Italian fitness coach

Antonio Pintus (born 26 September 1962) is an Italian fitness coach, currently working as a conditioning coach for Real Madrid.

==Career==
Pintus has previously worked for Chelsea, West Ham and Sunderland in England, Monaco, Marseille and Consolat Marseille in France, and for Udinese, Juventus, Palermo and Inter Milan in Italy. He started his conditioning coach career in 1986, and has worked with multiple title and cup winning managers, including Giovanni Trapattoni, Marcello Lippi, Gianluca Vialli, Didier Deschamps, Gian Piero Gasperini, Rafael Benítez, Zinedine Zidane, Antonio Conte, and Carlo Ancelotti.
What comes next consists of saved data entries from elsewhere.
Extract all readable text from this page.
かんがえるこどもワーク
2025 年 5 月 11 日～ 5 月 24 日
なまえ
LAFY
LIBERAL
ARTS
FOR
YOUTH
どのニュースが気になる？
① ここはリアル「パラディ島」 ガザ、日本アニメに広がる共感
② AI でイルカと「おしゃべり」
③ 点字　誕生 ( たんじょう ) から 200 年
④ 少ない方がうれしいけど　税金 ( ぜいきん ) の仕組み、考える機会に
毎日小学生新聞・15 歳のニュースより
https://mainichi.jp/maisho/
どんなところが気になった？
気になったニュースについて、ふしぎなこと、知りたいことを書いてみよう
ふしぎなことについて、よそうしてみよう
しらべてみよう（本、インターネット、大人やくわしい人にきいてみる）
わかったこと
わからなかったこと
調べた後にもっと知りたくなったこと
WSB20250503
Pintus has visited the NASA space agency several times, giving talks about how his methods could be applied to their work and how astronauts can keep fit on missions. Judith Hayes, NASA's chief science officer, stated that Pintus data-based approach to physical fitness challenged their status quo, saying that "Our scientists, exercise physiologists, astronauts, physicians, trainers, and engineers hung on every word that he had to share with us. He was able to challenge our people and our thinking. It made us think about different ways to look at things."